The black level performance is not overly impressive, definitely entry level. The Samsung projector does not use a dynamic iris to enhance black performance. That said, blacks are definitely more like the $999 projectors than the DLP Mitsubishi HC3800, which still costs less. The Samsung’s strength is very good color fidelity. It is a bit brighter than average in “best” picture mode (with 700 lumens), although strictly average in terms of its brightest mode – a bit over 1000 lumens.
I thought coming into this report, that the the XV-Z15000 projector would be classified (as it was last year) as an over $2000 projector. When I went online, just about everyone was offering it up for under $2000, and some under $2000 by more than a few bucks. I really liked this projector when first reviewed. Another DLP, it’s very different from the Mitsubishi, in many ways. This Sharp projector has the best black level performance of any DLP in the sub-$2K class.

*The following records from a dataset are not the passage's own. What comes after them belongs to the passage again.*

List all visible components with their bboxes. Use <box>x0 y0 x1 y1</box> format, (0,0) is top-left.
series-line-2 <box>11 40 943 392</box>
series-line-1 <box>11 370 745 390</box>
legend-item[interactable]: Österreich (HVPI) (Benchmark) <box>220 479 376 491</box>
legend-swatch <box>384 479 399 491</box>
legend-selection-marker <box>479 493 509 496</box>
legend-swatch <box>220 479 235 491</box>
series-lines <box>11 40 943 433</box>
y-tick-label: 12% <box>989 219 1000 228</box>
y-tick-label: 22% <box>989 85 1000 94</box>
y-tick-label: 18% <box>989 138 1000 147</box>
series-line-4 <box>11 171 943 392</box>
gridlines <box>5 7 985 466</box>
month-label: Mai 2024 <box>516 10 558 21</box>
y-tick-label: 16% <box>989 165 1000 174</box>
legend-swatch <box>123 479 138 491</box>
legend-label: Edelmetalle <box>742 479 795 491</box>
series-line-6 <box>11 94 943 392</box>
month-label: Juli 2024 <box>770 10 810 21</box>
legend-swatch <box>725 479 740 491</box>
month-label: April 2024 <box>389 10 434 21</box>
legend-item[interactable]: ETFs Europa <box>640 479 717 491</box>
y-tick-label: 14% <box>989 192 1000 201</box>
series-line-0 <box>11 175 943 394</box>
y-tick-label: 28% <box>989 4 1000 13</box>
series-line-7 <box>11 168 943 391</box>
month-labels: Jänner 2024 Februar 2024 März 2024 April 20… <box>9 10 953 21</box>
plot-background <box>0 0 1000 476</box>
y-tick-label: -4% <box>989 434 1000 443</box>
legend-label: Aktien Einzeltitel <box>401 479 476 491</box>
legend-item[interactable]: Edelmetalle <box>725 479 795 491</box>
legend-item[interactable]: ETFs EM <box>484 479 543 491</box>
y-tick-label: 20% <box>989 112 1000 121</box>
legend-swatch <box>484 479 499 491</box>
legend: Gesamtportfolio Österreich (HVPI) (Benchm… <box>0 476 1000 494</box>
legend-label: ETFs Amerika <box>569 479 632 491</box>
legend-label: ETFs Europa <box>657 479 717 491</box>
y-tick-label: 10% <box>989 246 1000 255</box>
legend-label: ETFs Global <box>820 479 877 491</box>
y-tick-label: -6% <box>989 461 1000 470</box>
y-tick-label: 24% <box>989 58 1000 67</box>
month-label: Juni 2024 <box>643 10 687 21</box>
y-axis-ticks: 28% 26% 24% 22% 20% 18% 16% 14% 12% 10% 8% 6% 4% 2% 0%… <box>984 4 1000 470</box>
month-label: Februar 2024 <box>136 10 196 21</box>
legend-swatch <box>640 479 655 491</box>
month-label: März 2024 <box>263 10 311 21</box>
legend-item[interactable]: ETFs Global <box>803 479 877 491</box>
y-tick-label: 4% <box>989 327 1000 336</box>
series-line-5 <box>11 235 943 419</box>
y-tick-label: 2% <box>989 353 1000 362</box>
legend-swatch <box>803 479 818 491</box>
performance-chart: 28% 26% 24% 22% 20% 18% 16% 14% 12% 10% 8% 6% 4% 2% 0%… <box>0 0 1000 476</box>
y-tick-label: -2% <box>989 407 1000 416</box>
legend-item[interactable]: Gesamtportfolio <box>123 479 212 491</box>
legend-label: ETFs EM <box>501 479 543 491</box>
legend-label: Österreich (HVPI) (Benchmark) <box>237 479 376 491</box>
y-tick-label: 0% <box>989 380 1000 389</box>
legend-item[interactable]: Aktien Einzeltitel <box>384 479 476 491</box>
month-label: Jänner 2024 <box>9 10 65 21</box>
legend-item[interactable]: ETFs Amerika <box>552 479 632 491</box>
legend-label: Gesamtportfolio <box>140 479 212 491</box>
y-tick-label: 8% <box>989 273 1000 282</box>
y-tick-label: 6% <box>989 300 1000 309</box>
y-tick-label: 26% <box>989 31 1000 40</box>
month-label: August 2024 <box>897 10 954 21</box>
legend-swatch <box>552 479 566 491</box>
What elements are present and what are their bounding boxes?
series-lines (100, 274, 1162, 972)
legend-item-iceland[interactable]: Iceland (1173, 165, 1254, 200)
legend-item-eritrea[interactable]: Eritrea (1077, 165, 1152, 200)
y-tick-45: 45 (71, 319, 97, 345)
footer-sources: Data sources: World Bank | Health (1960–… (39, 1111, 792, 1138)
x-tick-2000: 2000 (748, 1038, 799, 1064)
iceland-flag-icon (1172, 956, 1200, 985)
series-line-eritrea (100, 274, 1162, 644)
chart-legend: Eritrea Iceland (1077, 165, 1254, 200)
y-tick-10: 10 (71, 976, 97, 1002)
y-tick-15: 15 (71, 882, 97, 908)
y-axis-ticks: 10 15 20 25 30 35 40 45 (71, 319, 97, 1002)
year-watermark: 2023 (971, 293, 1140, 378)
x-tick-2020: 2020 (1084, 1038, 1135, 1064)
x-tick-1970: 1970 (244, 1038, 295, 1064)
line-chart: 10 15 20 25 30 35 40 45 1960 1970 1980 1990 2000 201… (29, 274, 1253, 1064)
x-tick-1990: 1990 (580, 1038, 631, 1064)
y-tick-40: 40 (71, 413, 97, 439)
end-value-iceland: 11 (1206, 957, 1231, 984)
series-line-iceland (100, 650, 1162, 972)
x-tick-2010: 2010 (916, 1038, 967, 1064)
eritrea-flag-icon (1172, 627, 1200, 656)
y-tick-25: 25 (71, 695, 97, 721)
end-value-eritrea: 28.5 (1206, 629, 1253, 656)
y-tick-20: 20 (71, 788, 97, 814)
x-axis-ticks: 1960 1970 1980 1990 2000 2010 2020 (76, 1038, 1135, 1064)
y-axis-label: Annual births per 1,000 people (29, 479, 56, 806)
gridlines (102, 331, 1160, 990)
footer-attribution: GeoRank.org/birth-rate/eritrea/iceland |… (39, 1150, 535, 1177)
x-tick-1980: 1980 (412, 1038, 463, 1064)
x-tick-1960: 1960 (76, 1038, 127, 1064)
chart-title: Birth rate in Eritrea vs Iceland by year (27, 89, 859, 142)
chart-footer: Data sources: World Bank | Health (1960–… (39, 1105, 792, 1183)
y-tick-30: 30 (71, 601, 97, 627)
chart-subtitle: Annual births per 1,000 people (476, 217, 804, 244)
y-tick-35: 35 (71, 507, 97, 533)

I described this projector as very Dr. Jekyl / Mr. Hyde, with the actual picture performance – blacks, color accuracy, shadow detail all a nice Dr. Hyde, while the rough Mr Hyde is more symbolic of the very limited placement flexibility, the less than sharpest lens (still does a sharper image overall, than most LCD projectors), and the basic 1 year warranty. Brightness is pretty average – neither Jekyl or Hyde.
Viewsonic’s Pro8100 is above average in brightness, in both best, and brightest modes. This LCD projector is typical in terms of black level performance among the non “ultra-high-contrast” projectors. The unit itself is rather good looking, and they even have interchangeable covers, in case your room design calls for a dark red, a gray, black or white look. (Nice touch!)
A three year warranty is better than most offer. The Pro8100 when launched in 2008 was priced above $3500 and sold through local dealers only. Viewsonic apparently figure out that wasn’t working for them, and decided to go the volume route. Now the same projector seems to sell for under $1500, and figures to be a very good value.
As I write this, the final award selections have yet to be finalized. I wonder how the addition of this Sharp XV-Z15000 and the Panasonic PT-AE4000U, (two pretty formidable ultra-high contrast projectors) to the lower price class, will affect our final awards this year.
The BenQ W6000 is an impressive DLP projector selling in the under $2500 space. It’s available online, and locally. The W6000 is one of a very few lower cost DLP projectors with lens shift. Overall, it offers pretty respectable placement flexiblity. The biggest strengths, however of the W6000 projector include its really impressive brightness, and some really good black level performance for a DLP projector in this price class. I consider the W6000 to be an ultra-high contrast projector. Mind you, it just makes the grade, but, that’s a nice grade to have.
Last year, the W5000 wasn’t as bright, and didn’t have the black level performance of the W6000, but still managed a Best-In-Class Runner-Up award. The W6000 is, by comparison a much better projector, but also faces tougher competition this year.
Welcome to the third generation of Epson ultra-high contrast projectors. The Home Cinema 8500UB offers up a lot of features and capability. Last year’s 6500UB picked up the Best In Class award in this Mid-Priced class. The new 8500UB builds on the older model, with slightly better black level performance, a few more best mode lumens (about 500), improved creative frame interpolation and a dynamic sharpening mode that really does seem to take the Epson up a notch without any significant downside. All dynamic features may “enhance” the image, but they also extract a cost, relative to a more natural image. This year’s 8500UB is just a better, slightly lower cost, replacement for what was my own personal favorite projector in this class last year.
The Epson is also very bright in brightest mode. It’s definitely a well balanced projector for the “more than just movies” crowd. Works great for sports.